Almost half of the top 500 global fund manager brands have disappeared in the last decade, the latest Thinking Ahead Institute annual review of the sector has found. A total of 232 names on the 2009 list of 500 largest asset managers were not on the 2019 list.
Pre-dating the COVID-19 crisis, the Thinking Ahead Institute (TAI) analysis found the 2019 calendar year was a bumper one for the funds industry with total assets under management (AUM) increasing almost 15 per cent over the annual period to burst through the US$100 trillion (A$140.1 trillion) mark for the first time.
But, in somewhat of an understatement, the study, released last week (October 19), says: “There seems to be a quickening of the pace of consolidation.” Roger Urwin, TAI co-founder, said: “The investment industry has always been dynamic, but the pace of change is speeding up, manifested notably through consolidation.”
Passive assets under management increased more than 25 per cent year-on-year, almost exactly double the rate of active counterparts: although, overall active AUM still outweighs passive about three-to-one. However, the TAI active/passive split is based on long-term data for only about a third of the total AUM captured in the study.
Urwin said the growth in index solutions reflected “rapidly advancing technology… changing the shape of mandates and producing products that require less governance and are more streamlined.”
“Private markets have also continued a significant growth trend in the last decade, during which investors have sought higher returns involving higher risk,” he said. The annual TAI survey also found about a third of managers saw average fees drop over the year while 7 per cent increased fees.
BlackRock retained its top-of-the-table title in 2019, finishing the year with US$7.4 trillion under management followed by Vanguard (US$6.2 trillion), State Street (US$3.1 trillion) and Fidelity (US$3 trillion). Notably, the big four players have all benefited from the indexing phenomenon of recent years.

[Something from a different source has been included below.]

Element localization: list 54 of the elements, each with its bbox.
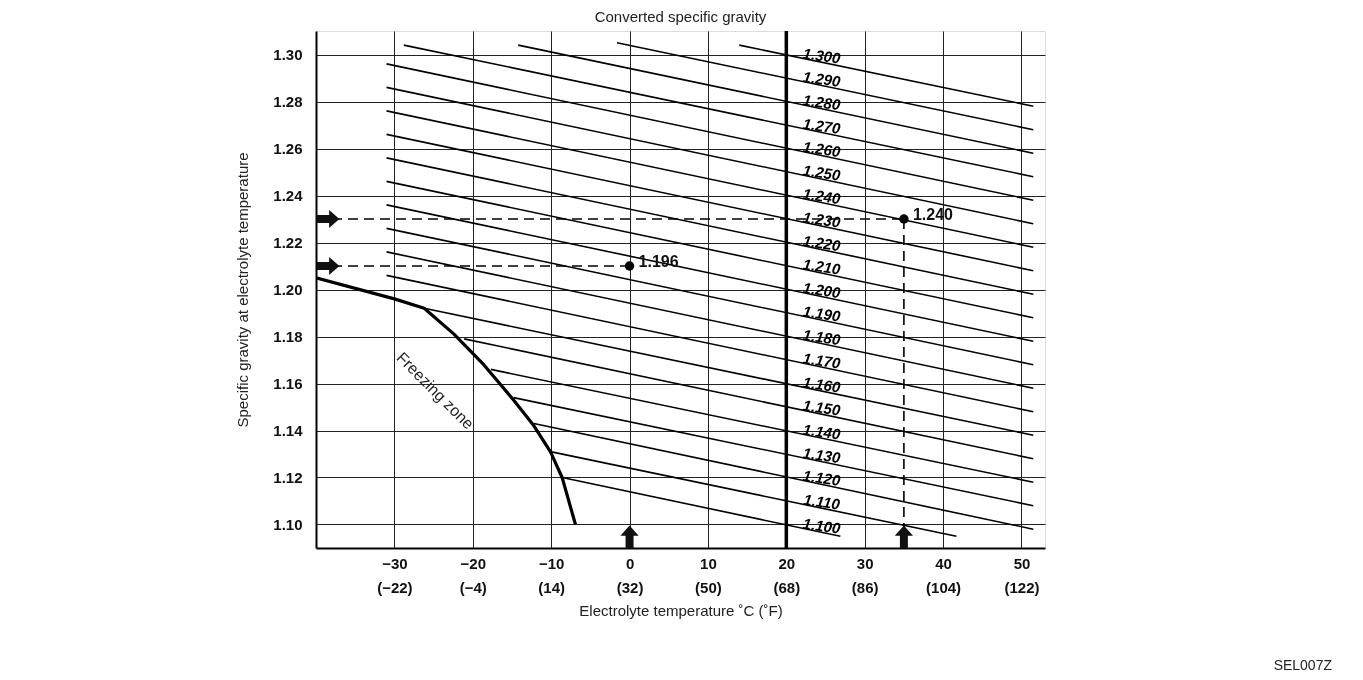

Macquarie with about US$412 billion under management is the highest entry (60) from Australia in the TAI top 500 that also features a handful of other firms from the region including AMP Capital (133), Pendal (199) and Magellan (205). Sitting at 409 on the list, the Wellington-headquartered Morrison should be the sole NZ entry, however, TAI classes the almost US$16 billion the manager has as ‘Australian’.
Many of the names on the TAI top 500 would be unfamiliar to Australian and NZ investors such as Geode Capital Management – the biggest mover over the year, rocketing up 38 places to 45 on annual AUM growth of just under 24 per cent.
In the release, Marisa Hall, TAI co-head, said the asset management industry was also adapting “to reflect changes in client expectations as well as those of their colleagues and broader society”. She said: “These [changes] are increasingly linked to purpose and culture, diversity and inclusion and ESG and are taking place at the highest levels of these organisations.” For example, the TAI study found:
- 50 per cent of managers increased the number of ethnic minorities and women at high positions;
- Client interest in sustainable investing, including voting, increased across 88 per cent of managers;
- 84 per cent of managers increased resources deployed to technology and big data and 76 per cent increased resources deployed to cyber security;
- The number of product offerings during the year increased across 65 per cent of surveyed firms; and,
- 51 per cent of managers reported an increase in the level of regulatory oversight.
The report was produced in association with the Pensions & Investments publication. TAI is an independent offshoot of the Willis Towers Watson Thinking Ahead Group. The big consulting firm itself has succumbed to the consolidation trend in a merger with global rival Aon now in train.